Donald Trump to Call Jordan's King Abdullah After Russia Intelligence Leak Claims

05_12_Lavrov_Trump_01
Russian Foreign Minister Sergei Lavrov and Donald Trump. Maxim Trudolyubov writes that the meeting between the two men might have been seen as an all-positive development were it not for Trump’s decision, on Tuesday, to dismiss FBI director James Comey. The abrupt firing is consequential in many respects, but one issue was bound to dominate the public discussion: the FBI’s unfinished investigation into the Trump 2016 presidential campaign’s possible ties with Russia. Maxim Zmeyev/Lucas Jackson/reuters

Donald Trump’s first item of business Tuesday as the White House deals with the fallout from reports the president compromised a U.S. intelligence partner will be a scheduled call with King Abdullah of Jordan.

The White House has not released details about what the two leaders will discuss in the call—which was arrangd last week—but Jordan is one of the U.S. longest standing allies in the Middle East and Jordanian cooperation has been pivotal to the U.S.-led coalition against the Islamic State militant group (ISIS).

Read More: Donald Trump gave ISIS secrets to Russian Ambassador Sergey Kislyak and Foreign Minister Sergei Lavrov

Jordan, which with Egypt is one of only two Middle Eastern nations to have recognized Israel and signed a peace agreement with Tel Aviv, is also pivotal to Trump’s goal of securing a peace deal between Israel and the Palestinians.
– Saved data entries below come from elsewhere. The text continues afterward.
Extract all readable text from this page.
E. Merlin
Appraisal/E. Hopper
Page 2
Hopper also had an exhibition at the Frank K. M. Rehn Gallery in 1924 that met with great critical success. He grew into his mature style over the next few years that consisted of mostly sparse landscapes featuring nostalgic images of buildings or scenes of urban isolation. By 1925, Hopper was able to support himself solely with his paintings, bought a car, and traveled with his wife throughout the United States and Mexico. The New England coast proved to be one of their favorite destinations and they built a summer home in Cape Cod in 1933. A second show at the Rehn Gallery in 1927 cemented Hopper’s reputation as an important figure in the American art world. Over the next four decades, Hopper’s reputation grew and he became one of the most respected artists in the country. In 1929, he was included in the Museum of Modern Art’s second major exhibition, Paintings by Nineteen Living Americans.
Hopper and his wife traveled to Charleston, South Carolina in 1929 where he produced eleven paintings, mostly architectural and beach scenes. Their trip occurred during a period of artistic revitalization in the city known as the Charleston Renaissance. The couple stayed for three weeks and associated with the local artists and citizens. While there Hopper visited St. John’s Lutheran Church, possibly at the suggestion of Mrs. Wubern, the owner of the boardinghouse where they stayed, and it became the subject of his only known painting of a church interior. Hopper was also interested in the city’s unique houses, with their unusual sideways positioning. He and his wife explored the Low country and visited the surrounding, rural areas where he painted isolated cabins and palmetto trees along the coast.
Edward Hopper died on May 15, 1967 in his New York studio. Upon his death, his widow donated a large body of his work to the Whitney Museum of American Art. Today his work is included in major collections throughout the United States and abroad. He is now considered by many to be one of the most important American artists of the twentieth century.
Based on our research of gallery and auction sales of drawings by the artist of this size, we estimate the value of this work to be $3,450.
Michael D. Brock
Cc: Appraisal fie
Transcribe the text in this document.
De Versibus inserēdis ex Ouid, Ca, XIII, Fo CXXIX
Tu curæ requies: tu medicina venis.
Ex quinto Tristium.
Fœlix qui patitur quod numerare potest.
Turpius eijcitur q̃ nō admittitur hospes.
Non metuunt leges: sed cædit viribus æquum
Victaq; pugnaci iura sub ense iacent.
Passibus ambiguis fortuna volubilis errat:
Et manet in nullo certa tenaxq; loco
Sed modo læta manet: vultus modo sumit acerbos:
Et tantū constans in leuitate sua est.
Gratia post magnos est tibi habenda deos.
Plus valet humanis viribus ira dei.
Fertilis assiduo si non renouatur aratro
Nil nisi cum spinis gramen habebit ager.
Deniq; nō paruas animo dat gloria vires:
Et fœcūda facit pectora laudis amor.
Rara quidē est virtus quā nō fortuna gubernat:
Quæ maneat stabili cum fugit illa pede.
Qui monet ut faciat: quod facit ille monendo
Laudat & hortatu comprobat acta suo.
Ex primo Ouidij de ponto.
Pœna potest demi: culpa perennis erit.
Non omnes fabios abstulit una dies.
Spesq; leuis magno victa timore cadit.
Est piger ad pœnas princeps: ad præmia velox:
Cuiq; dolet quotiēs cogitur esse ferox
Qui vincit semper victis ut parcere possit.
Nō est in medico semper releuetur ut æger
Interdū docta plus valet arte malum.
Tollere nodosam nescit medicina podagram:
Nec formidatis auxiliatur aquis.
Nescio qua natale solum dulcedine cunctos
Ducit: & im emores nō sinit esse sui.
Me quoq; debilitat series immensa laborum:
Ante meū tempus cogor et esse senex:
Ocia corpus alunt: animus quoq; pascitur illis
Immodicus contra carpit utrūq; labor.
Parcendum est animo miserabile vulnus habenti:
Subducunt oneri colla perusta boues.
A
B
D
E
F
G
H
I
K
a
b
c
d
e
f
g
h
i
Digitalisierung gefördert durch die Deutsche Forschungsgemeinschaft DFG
The White House has vigorously denied the reports in the Washington Post , citing two unnamed officials, that Trump revealed highly classified intelligence to Russia’s Foreign Minister Sergei Lavrov and Ambassador to the U.S. Sergey Kislyak.

In an Oval Office meeting last week the president reportedly passed on information from an unnamed intelligence partner to the Russian diplomats about an ISIS plot to use bombs concealed in laptop computers to attack commercial airliners.

“The president and the foreign minister reviewed common threats from terrorist organizations to include threats to aviation,” national security adviser Herbert McMaster said in a statement. “At no time were any intelligence sources or methods discussed, and no military operations were disclosed that were not already known publicly,” he added.

Trump is due to meet with King Abdullah in Saudi Arabia on Friday with other U.S. Arab allies. The trip abroad is the president's first since he took office.

Following the summit of Arab leaders in Saudi Arabia, Trump will meet with the Israeli Prime Minister Benjamin Netanyahu and the Palestinian leader Mahmoud Abbas in Jerusalem and Bethlehem respectively.

On 7 May, some 7,400 soldiers from 20 nations began conducted annual U.S. and Jordan-led military exercises in the Hashemite Kingdom.

This year's drills, reportedly the largest and most complex of their kind, prompted concerns from the governments of neighboring Syria and its ally, Iran, that Washington and its allies were attempting to stage a major intervention to undermine recent gains made by the Syrian military against ISIS.